The Google Sheets query function brings some of the power of SQL to spreadsheets. I recently discovered the power of this tool when building some personal finance dashboards. In this post, I’ll walk through three examples of the query function to explore a CrunchBase dataset of startup companies, which I found on Tableau’s resource page. To learn the basics of this function I’d recommend reading one of the following articles:
The CrunchBase dataset contains information about 49,000+ startups including the startup name, website, market, status, funding, and location. The most recent funding in this dataset occurred in early 2015. The data, as well as the query examples below, can be found in this Google Sheet.
Note: The query statement is formed using column letters. If I want to reference the “market” column I would refer to it as “E”, as shown below.
With that in mind, here’s a list of the variables we have to work with and their corresponding column letter in the Google Sheet.
- A: permalink
- B: name
- C: homepage_url
- D: category_list
- E: market
- F: status
- G: funding_total_usd
- H: country_code
- I: state_code
- J: region
- K: city
- L: funding_rounds
- M: founded_at
- N: founded_month
- O: founded_quarter
- P: founded_year
- Q: first_funding_at
- R: last_funding_at
- S: time_to_funding
In the examples below I’ll share the query, a visualization, and a brief explanation. Let’s jump into it!
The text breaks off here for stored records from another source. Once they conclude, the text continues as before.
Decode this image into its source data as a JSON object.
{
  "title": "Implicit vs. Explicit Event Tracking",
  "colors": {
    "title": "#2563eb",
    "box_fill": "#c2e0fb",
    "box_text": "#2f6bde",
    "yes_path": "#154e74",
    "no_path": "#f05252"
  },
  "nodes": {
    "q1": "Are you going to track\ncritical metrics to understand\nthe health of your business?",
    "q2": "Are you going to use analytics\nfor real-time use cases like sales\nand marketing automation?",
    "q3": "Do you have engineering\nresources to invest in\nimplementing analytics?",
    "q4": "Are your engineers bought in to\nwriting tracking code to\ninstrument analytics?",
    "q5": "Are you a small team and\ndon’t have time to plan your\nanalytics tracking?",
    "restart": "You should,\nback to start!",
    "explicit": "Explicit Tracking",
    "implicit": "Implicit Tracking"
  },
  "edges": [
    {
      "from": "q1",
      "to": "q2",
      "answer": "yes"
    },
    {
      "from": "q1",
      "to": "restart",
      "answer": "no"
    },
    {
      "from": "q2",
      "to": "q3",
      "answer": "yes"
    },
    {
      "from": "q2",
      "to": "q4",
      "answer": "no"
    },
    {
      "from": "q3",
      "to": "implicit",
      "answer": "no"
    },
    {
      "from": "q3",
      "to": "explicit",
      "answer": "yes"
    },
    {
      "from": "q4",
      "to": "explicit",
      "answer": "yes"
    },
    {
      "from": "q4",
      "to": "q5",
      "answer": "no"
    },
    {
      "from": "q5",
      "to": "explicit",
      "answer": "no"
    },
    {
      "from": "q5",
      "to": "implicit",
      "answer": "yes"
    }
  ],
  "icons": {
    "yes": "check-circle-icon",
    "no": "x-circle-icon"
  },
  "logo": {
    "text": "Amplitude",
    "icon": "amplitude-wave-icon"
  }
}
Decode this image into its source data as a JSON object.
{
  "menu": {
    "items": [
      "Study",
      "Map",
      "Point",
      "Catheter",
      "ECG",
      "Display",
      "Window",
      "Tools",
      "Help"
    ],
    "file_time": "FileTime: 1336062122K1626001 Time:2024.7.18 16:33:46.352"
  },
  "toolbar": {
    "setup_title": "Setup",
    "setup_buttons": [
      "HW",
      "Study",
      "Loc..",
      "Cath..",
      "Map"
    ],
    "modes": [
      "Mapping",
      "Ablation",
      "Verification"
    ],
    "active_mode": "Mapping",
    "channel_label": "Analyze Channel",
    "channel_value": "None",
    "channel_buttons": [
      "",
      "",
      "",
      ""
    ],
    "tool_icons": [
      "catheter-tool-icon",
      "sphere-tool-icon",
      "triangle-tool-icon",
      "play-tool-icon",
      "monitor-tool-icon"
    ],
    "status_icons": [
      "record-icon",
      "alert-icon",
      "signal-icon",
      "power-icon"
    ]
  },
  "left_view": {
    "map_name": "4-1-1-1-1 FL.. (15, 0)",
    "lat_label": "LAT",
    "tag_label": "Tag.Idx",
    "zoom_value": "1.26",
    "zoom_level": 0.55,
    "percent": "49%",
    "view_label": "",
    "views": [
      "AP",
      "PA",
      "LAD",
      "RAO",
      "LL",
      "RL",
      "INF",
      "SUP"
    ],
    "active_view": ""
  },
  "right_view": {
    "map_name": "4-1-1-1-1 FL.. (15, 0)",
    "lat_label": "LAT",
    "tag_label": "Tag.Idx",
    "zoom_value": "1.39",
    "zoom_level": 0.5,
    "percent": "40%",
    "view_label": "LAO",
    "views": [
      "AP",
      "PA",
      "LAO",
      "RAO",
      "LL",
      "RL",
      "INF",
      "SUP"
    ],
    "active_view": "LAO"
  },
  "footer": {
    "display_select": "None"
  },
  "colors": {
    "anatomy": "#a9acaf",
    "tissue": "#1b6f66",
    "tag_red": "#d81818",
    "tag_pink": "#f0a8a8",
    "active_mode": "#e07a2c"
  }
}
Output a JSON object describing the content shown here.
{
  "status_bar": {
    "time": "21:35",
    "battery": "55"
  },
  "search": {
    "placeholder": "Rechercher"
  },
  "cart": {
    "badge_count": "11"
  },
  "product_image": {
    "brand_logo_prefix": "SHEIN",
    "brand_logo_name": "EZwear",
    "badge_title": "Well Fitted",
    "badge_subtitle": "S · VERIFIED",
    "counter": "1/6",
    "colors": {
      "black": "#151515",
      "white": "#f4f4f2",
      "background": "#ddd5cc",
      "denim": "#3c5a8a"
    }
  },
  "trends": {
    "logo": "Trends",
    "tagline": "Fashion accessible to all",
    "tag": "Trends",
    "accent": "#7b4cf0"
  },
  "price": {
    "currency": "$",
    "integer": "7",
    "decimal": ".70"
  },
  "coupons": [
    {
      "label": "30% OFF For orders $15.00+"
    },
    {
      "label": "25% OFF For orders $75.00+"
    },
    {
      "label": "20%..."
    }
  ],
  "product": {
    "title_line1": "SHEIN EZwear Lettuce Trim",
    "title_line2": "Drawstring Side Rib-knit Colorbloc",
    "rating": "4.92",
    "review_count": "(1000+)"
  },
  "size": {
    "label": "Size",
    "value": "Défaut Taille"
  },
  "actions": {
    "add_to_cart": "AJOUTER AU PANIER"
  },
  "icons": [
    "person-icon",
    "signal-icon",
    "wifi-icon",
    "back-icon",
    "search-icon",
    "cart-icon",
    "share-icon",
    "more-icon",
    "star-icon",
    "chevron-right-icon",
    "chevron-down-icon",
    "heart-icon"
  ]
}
1. Number of Startups by State
select I, count(A) where (H = 'USA' and I <> '') group by I order by count(A) desc label I 'State', count(A) 'Number of Startups'
As expected, California is home to by far the largest number of startups. New York trails in distant second with less than a third as many startups as California.
2. Number of CA & NY Startups Over Time
select P, count(P) where ((I = 'NY' or I = 'CA') and P > 1989 and P < 2014) group by P pivot I label P 'Year'
Has California always held the lead over New York? This query allows us to compare the number of startups founded overtime in the two states.
It appears that California has been in the lead for some time!
3. Total Funding by Market
select E, sum(G), count(G) where E <> '' group by E order by sum(G) desc label E 'Market', sum(G) 'Total Funding', count(G) 'Number of Startups'
Pro-tip for aspiring entrepreneurs: consider Biotechnology! With a staggering total of 73+ billion in funding, this market is by far the largest in this dataset.
There’s so much more to dig into with this dataset. What other things would you explore? How would you translate them into a query?